5. Each share of phantom stock is the economic equivalent of one share of Johnson Controls common stock.
6. The phantom stock balance includes an award of 5,200 restricted stock units granted on November 1, 2010, which vest as follows: 2,600 on November 1, 2012, and 2,600 on November 1, 2014. The phantom stock units representing the award, and the dividends which accrue during the restrictive period, are to be settled 100% in cash, pending vesting.
7. The phantom stock units representing dividends which relate to restricted stock awards that were not deferred will vest when the non-deferred restricted shares vest, and will be paid in cash to the reporting person. Phantom stock units representing dividends which relate to vested deferred awards are payable in cash following the reporting person's retirement from the issuer and may be transferred into an alternative investment account. Vesting continues when the reporting person retires from the issuer.

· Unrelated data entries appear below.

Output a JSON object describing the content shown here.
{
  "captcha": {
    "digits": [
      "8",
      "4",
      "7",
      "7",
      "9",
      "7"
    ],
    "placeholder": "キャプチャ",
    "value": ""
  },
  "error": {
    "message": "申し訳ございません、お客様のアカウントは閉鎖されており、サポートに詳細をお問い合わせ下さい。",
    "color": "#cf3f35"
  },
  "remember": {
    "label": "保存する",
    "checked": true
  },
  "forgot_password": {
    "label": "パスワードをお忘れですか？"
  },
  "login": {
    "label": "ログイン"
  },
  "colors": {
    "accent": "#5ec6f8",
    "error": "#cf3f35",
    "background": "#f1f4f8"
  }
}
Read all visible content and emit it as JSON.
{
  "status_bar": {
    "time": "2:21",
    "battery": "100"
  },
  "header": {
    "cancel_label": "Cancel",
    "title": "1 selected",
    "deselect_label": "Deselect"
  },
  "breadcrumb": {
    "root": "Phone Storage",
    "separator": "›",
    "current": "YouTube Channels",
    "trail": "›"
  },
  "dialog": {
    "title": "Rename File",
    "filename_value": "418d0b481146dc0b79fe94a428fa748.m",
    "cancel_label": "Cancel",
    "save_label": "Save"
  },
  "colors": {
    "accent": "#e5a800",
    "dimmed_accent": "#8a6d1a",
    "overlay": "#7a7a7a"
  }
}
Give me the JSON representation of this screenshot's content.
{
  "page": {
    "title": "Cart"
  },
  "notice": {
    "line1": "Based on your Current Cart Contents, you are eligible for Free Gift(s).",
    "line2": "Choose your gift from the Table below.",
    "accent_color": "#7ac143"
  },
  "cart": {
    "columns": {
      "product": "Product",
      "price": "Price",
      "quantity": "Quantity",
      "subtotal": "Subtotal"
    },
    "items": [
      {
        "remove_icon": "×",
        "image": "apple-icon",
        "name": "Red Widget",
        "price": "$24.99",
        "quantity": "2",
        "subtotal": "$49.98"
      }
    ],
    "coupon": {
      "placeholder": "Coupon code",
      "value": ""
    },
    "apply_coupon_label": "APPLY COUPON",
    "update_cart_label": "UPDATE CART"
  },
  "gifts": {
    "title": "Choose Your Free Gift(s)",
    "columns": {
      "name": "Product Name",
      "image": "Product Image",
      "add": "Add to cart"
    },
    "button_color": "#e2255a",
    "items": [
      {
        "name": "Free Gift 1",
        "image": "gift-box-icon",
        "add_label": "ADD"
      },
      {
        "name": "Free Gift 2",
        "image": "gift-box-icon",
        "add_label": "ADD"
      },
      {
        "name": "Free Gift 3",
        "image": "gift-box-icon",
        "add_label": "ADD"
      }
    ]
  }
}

8. The phantom stock units were accrued under the Johnson Controls Annual Incentive Plan and are to be settled 100% in cash upon the reporting person's termination of employment with the company and may be transferred by the reporting person into an alternative investment account at any time.
9. Fifty percent of the options become exercisable two years after the grant date; the remaining 50%, three years after grant date.
Remarks:
Angela M. Blair, Attorney-in-Fact for Charles A. Harvey 11/02/2010
** Signature of Reporting Person Date
Reminder: Report on a separate line for each class of securities beneficially owned directly or indirectly.
* If the form is filed by more than one reporting person, see Instruction 4 (b)(v).